The Araribóia reserve stretches 1,595 square miles and is home to around 5,300 indigenous Brazilians, both from the Guajajara tribe and the entirely isolated Awá, according to The Guardian. It was a site of violence even before Bolsonaro took office, as loggers targeted the area that holds most of the rainforest left in Maranhão state. Roberto Cabral, a former enforcement operations coordinator with Brazil’s environmental agency Ibama, was shot there in 2015.

Forest guardian leader Olímpio Guajajara released a video in June calling for help from the Brazilian government because gunmen were being paid to kill indigenous people and shooting at indigenous homes.

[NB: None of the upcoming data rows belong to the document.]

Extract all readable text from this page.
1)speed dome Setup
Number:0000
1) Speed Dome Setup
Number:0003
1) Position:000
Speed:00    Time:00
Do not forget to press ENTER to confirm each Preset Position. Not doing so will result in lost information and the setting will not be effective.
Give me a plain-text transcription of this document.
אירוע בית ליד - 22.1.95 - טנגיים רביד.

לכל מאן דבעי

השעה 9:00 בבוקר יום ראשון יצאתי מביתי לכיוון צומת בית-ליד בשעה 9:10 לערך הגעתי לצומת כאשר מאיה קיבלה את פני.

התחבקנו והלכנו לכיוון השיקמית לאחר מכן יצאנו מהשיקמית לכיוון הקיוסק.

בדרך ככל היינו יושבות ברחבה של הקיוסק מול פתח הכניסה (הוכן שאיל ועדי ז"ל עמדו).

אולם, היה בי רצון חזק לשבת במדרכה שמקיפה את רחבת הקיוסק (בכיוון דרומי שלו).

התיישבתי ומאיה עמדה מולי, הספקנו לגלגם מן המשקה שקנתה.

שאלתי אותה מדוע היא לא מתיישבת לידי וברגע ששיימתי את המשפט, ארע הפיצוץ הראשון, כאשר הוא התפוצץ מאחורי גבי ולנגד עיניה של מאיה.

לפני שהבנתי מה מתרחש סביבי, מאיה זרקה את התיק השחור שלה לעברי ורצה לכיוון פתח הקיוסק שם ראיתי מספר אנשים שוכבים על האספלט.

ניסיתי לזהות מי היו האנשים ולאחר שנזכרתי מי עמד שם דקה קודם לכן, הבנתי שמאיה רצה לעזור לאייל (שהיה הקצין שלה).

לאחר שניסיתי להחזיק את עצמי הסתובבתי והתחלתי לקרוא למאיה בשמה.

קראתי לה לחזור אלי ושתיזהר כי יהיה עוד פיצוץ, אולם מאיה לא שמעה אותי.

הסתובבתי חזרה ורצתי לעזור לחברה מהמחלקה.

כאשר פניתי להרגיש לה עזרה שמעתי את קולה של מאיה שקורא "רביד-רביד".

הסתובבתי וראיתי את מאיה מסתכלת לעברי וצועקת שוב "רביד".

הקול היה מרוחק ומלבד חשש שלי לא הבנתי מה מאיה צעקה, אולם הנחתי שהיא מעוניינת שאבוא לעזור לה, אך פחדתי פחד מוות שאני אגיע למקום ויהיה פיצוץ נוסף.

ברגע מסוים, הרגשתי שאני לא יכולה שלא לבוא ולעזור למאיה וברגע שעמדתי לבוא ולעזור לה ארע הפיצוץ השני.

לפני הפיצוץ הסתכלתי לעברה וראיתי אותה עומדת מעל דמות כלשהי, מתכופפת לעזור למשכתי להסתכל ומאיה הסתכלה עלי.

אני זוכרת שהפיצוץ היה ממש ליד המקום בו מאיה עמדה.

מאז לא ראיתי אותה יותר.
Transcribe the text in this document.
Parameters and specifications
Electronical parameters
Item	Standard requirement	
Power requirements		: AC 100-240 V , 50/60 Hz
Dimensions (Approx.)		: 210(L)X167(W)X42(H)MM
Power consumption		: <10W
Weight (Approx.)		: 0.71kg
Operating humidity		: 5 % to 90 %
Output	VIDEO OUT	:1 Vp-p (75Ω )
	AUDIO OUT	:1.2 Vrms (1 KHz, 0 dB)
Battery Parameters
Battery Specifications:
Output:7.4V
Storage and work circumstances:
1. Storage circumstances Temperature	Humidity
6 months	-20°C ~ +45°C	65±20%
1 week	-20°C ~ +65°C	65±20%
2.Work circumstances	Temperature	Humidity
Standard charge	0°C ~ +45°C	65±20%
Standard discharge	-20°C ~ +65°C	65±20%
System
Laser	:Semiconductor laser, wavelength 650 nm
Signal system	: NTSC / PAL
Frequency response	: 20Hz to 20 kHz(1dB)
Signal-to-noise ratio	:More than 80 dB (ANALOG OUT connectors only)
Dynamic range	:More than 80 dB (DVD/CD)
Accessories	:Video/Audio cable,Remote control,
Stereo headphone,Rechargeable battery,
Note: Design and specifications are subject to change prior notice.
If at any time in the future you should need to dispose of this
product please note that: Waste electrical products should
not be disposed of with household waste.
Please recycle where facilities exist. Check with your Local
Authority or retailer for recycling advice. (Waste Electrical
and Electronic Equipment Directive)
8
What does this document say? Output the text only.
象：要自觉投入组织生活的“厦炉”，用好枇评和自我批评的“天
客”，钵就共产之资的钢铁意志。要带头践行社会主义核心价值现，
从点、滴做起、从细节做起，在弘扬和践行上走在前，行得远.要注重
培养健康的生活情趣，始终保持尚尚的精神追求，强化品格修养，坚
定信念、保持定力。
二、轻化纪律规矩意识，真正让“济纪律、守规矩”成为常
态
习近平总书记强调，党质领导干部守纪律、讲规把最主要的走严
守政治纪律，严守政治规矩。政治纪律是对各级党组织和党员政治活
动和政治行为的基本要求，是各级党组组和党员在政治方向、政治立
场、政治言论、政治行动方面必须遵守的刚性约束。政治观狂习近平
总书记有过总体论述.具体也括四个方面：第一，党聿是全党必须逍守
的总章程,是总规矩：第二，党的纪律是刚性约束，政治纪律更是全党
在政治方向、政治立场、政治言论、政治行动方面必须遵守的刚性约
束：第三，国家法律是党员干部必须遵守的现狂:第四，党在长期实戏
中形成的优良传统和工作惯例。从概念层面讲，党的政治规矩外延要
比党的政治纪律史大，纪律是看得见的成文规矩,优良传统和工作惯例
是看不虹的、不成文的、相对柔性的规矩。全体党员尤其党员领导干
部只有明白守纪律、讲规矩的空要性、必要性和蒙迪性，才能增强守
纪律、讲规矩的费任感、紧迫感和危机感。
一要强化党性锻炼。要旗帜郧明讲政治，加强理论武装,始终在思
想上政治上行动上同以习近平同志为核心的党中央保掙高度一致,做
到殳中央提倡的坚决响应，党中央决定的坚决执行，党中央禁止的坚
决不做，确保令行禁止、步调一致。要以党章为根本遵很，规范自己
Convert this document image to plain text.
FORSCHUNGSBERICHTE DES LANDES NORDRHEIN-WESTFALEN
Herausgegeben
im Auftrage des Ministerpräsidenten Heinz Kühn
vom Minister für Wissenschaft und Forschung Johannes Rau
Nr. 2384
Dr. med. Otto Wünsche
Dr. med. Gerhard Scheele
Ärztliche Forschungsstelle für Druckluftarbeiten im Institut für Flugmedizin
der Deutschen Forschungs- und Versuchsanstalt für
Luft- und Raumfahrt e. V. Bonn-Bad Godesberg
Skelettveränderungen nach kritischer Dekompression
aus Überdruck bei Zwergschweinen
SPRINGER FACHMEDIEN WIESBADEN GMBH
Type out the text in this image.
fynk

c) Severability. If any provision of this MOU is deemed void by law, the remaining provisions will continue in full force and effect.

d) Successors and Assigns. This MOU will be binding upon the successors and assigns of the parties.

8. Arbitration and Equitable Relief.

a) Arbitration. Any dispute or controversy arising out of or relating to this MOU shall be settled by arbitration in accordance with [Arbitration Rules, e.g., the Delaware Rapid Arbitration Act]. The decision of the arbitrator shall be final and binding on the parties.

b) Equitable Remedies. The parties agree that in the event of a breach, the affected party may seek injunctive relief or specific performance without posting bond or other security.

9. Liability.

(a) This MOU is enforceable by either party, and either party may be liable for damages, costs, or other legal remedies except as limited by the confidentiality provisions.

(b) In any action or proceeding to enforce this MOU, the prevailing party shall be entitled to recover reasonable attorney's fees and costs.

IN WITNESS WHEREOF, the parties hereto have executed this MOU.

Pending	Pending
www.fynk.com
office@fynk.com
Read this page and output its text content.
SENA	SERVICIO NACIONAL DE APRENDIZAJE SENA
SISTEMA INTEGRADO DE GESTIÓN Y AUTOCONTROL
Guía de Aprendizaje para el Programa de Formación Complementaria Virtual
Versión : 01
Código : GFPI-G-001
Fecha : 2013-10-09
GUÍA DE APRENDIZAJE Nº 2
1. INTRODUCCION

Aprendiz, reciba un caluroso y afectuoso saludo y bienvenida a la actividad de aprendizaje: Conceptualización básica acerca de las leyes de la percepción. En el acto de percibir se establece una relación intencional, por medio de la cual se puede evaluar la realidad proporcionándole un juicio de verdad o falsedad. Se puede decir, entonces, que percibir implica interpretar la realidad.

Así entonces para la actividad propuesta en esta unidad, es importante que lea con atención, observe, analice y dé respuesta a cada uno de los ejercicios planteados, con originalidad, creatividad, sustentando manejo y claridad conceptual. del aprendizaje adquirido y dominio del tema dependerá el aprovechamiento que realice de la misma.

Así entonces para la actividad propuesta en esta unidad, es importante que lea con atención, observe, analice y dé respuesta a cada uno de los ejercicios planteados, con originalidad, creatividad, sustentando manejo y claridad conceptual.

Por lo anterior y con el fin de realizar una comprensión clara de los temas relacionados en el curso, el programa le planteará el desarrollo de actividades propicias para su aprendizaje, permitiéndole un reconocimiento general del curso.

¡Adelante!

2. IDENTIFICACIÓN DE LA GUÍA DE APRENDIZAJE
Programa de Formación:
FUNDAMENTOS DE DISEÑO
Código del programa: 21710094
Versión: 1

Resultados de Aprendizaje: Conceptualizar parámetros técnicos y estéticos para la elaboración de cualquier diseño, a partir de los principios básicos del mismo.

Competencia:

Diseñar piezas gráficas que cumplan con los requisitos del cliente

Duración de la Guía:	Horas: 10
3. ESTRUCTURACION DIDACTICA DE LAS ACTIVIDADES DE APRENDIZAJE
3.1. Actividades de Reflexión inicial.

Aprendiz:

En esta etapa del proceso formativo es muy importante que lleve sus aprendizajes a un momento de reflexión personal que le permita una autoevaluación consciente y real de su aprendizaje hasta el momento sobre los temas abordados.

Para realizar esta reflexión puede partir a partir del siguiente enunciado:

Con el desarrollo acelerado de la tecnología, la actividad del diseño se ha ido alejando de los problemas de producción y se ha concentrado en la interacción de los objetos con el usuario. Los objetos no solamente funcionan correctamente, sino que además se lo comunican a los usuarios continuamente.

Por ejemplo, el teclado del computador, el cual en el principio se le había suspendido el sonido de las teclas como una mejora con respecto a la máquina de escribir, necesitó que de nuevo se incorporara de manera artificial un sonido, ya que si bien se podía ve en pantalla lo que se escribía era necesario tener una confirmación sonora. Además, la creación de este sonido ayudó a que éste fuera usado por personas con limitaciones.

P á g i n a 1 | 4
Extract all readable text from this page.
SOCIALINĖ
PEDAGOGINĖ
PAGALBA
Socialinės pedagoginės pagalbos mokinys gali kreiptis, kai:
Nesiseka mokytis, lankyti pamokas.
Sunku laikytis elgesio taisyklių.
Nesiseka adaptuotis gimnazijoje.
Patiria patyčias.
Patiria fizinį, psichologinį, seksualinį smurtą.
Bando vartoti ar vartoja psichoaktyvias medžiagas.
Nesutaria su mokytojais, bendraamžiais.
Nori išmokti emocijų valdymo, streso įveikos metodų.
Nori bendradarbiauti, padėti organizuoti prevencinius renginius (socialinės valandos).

“We don’t want war, we want to resist,” he said, as The Guardian reported. “We want the Brazilian authorities to help protect the lives of the Guardians that are threatened.”

Sarah Shenker, senior research and advocacy officer at Survival International, told The Guardian that Paulino’s death was “a crime foretold.”

Paulino is survived by one son, according to Reuters.

“We are protecting our land and the life on it, the animals, the birds, even the Awá who are here too,” Paulino told Reuters in September. “There is so much destruction of Nature happening, good trees with wood as hard as steel being cut down and taken away. We have to preserve this life for our children’s future.”